The meaning is that any person, group, or nation that does not come to the straight path through the warning and guidance of this Quran should then be prepared to face the same punishment that the Children of Israel suffered.

SUMMARY OF THE TOPIC

The Rise and Fall of the Children of Israel: A Quranic Perspective

Summary of Footnotes 6–11, Surah Bani Isra’il


The Biblical Warnings (Footnote 6)

The Quran’s account of the two great corruptions of the Children of Israel finds comprehensive corroboration in the Bible itself. The prophets David, Isaiah, Jeremiah, and Ezekiel each delivered increasingly urgent warnings about the first corruption — the abandonment of monotheism, rampant moral decay, idol worship, injustice toward the weak, and widespread immorality. Jesus (peace be upon him), as recorded in the Gospels of Matthew and Luke, foretold the second corruption and its catastrophic consequences, warning Jerusalem of total desolation and prophesying that not one stone of the Temple would remain upon another.


The First Great Corruption and Its Punishment (Footnote 7)

When the Children of Israel entered Palestine after the death of the Prophet Moses, they failed to follow divine instructions to cleanse the land of its polytheistic inhabitants. Tribal rivalries prevented them from forming a unified state, and they allowed pagan nations to remain among them. The inevitable result was that idol worship — centered on deities such as El, Baal, Asherah, and Astarte, whose worship involved temple prostitution, child sacrifice, and extreme moral depravity — seeped into Israelite society.

This spiritual and moral collapse unfolded in stages. The unified kingdom under Saul, David, and Solomon temporarily reversed the decline, but after Solomon, the nation split into two rival kingdoms: Israel in the north and Judah in the south. The Kingdom of Israel fell first, succumbing to Assyrian invasions from the ninth century BC onward. Over 27,000 Israelites were deported and scattered, foreign peoples were resettled in their land, and the Israelite identity was gradually erased. The Kingdom of Judah, though slower to decline, ultimately suffered the same fate. In 587 BC, Nebuchadnezzar of Babylon razed Jerusalem and the Temple of Solomon completely, deported vast numbers of Jews, and reduced the remaining population to utter humiliation.


The Respite and Partial Renewal (Footnote 8)

After the Babylonian captivity, divine mercy granted the Jews another opportunity. In 539 BC, Cyrus the Great of Persia conquered Babylon and permitted the Jews to return to their homeland. The Temple was rebuilt under Zerubbabel, and the Prophet Ezra arrived in 457 BC to undertake a comprehensive religious renewal — compiling the Torah, reorganizing religious education, enforcing Mosaic law, dissolving unlawful marriages with polytheistic women, and renewing the national covenant with God. Nehemiah subsequently rebuilt the walls of Jerusalem in 445 BC, and the city was restored as the center of Jewish faith and civilization.

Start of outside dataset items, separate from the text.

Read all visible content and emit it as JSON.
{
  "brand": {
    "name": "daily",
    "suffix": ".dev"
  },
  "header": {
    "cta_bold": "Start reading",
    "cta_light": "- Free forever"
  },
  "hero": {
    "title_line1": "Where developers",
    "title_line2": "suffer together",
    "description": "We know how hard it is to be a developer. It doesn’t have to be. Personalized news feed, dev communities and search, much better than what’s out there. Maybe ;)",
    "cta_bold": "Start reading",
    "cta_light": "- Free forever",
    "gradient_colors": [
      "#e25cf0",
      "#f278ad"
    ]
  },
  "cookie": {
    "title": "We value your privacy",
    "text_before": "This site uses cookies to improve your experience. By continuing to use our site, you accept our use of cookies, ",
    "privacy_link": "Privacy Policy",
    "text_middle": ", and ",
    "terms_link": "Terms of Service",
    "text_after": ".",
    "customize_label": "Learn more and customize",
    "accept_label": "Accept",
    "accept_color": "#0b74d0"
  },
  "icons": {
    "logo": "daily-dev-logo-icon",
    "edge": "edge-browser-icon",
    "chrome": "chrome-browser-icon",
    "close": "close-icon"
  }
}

However, the Samaritans refused to participate in this renewal and established a rival religious center on Mount Gerizim, deepening the sectarian divide. Later, Greek conquest under the Seleucids brought severe cultural pressure, culminating in the brutal persecution by Antiochus IV Epiphanes, who desecrated the Temple, banned Torah observance, and imposed the death penalty for circumcision and Sabbath-keeping. The heroic Maccabean Revolt eventually expelled the Greeks and established an independent Jewish state that endured until 67 BC, restoring Jewish sovereignty over a territory even broader than that of the earlier kingdoms.


The Second Great Corruption and Its Punishment (Footnote 9)

The spiritual vitality of the Maccabean movement gave way to worldliness and internal division. The Jews themselves invited the Roman general Pompey into Palestine in 63 BC, ending their independence. Under Herod the Great and his successors — ruling as Roman client kings — Jewish religious and moral life reached its lowest point. It was in this environment that Jesus (peace be upon him) arose to call his people back to righteousness, only to be opposed by the religious establishment and condemned through their machinations.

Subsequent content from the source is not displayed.